When the photographer changes their light bulbs, or views the prints in a different room with white light, or even takes them outside to some nice white daylight … Voila! The prints look fine.
It’s gotta be consistent
This is crucial. Your light has to be the same every time you edit. And that’s not always an easy thing to achieve.
As it happens, I got incredibly lucky. The bloke who owned our house before us was a musician, and he built himself a windowless (and soundproof!) room downstairs. When selling, the poor old real estate agent must have been wondering “how the heck am I going to market a windowless room??”. But it’s perfect for me! I’ve got some nice white flourescent bulbs in the ceiling, and no matter when I’m editing – day or night – the light is exactly the same. It plays a huge role in the consistency of my work, and that’s important.
Actually, the middle of the day isn’t such a problem – not here in Queensland, anyway. That light is pretty “white”. But it’s the golden tones as the afternoon goes by, and turns into evening, that are problematic. Lovely for taking photos in, dreadful for editing in.
Not many people will be as lucky as me, I guess. Some of you might be able to find a windowless nook in your home, away from that nasty changing sunlight. But most of you will have windows to contend with. So you have to do the best you can.
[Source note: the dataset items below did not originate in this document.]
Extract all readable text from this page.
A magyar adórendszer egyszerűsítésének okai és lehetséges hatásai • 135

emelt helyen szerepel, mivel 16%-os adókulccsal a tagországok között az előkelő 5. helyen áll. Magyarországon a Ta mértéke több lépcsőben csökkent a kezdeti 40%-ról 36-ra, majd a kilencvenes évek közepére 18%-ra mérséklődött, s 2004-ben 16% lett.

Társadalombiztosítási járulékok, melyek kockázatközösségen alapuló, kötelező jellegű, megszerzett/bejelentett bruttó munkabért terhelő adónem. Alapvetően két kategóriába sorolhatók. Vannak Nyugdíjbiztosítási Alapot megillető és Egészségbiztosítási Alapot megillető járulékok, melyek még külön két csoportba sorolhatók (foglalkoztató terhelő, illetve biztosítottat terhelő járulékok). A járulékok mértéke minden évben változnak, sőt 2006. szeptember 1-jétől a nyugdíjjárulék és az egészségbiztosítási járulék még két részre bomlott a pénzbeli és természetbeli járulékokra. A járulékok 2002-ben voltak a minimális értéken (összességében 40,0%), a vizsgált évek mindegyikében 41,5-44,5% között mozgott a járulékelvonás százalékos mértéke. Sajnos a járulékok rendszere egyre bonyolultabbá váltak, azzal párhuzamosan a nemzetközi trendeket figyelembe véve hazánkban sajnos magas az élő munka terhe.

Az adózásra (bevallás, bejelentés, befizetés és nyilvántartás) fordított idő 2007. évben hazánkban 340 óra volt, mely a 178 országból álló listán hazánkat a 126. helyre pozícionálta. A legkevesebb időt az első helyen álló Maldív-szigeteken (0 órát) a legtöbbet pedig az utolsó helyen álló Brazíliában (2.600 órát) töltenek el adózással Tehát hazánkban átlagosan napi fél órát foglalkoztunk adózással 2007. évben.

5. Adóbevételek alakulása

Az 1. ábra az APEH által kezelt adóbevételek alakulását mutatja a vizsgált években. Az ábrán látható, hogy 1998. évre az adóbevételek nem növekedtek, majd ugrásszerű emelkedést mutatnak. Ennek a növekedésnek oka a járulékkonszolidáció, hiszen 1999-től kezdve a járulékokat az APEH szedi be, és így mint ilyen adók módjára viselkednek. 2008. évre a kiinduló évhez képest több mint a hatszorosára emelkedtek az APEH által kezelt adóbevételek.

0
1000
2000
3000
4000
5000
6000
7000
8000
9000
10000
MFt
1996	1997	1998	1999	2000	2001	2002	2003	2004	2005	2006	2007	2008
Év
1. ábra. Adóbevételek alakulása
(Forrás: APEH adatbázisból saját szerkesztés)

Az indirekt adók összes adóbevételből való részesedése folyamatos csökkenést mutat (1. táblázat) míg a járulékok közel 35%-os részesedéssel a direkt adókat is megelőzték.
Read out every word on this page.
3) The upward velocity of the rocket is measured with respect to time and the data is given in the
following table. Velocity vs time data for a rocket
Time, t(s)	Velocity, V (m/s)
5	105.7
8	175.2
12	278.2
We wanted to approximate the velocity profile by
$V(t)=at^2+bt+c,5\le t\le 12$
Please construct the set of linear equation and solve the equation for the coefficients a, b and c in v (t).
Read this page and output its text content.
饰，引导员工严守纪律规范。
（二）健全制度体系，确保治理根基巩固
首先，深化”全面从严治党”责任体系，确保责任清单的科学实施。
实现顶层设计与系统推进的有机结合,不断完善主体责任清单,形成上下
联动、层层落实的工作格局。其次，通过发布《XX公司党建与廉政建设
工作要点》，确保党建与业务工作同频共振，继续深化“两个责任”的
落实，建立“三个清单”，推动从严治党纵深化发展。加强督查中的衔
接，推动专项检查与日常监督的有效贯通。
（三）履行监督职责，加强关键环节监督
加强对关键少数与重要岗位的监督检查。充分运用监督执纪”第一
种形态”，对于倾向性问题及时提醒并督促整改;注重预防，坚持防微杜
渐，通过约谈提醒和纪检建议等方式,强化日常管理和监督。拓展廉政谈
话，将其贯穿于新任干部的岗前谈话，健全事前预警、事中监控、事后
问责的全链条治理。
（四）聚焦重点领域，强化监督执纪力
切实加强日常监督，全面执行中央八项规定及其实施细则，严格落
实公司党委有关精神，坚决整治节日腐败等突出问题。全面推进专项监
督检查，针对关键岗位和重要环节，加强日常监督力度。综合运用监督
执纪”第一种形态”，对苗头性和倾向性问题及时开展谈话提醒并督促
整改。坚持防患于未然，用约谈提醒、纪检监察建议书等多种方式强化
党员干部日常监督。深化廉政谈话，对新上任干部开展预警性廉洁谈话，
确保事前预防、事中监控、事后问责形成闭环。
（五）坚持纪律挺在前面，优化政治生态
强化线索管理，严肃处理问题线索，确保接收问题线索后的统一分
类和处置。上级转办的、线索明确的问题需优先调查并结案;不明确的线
Heavy curtains are the best answer, of course. Cardboard is also good, but doesn’t flatter your house! Anyway, you’ve got to block out that outdoor light, and install some good indoor light.
The million-dollar question – what is good indoor light?
Lighting has become confusing in the last few years. Well, to me, anyway. The advent of LED lighting and “energy saving” bulbs threw everything we knew out the window, didn’t it? You used to screw in a 100W white bulb and everything was dandy. Now … gosh.
So I urge you to do what I did – go to a lighting shop. See light for yourself. With the kind permission of my local Beacon Lighting store, I took a photo of the wonderful little booths they have to display their downlights:
By looking at those booths on the wall, I was able to easily compare the light sources, and immediately rule out the ones that were too warm or too cool. It made my decision dead easy. (As it happened, I was choosing lights for our kitchen, not my office, but the nerdish satisfaction of viewing carrots at their exact correct colour can’t be overstated!).
I know we live in an age of online shopping, but I urge you – put some pants on and leave the house for this purchase. Go and see the bulbs for yourself.
Some technical stuff
My lighting store guy was very generous with his advice. He told me that among modern bulbs (LED and fluro) we should probably look for temperature of 4000-4200K. Lower would be too yellow, and higher too blue. He said to be wary of descriptions such as “Daylight” and “Cool” as their meanings could vary between manufacturers.
He told me that the brightness was measured in Lumens, and usually we would look for bulbs in the 600-900 lumens range. But he hastened to explain that the brightness should be dictated by the size of your room and the height of your ceiling. Whereas a single 600lum bulb might be ample in a small alcove, it would be pitifully dim in a larger dining room, for example. (He loosely suggested a total of 1800lum for a standard 4x4m bedroom, from either two 900s or three 600s.)
Which leads me back to the previous point – go to a store. Talk to the professional there for the best advice. You won’t regret it, I promise.
One more thing to mention:
Often people ask me what I think about laptops for editing. I don’t like them. Not because of the laptops themselves (yes, some have really bad screens, but others have perfectly good screens), but because of the very thing that makes them attractive – their portability. If you’ve got a laptop, you’re tempted to edit on the couch, or in the hammock, or wherever. Please be careful about this. Give a thought to the light you’re in, and what impact it might be having on your edits.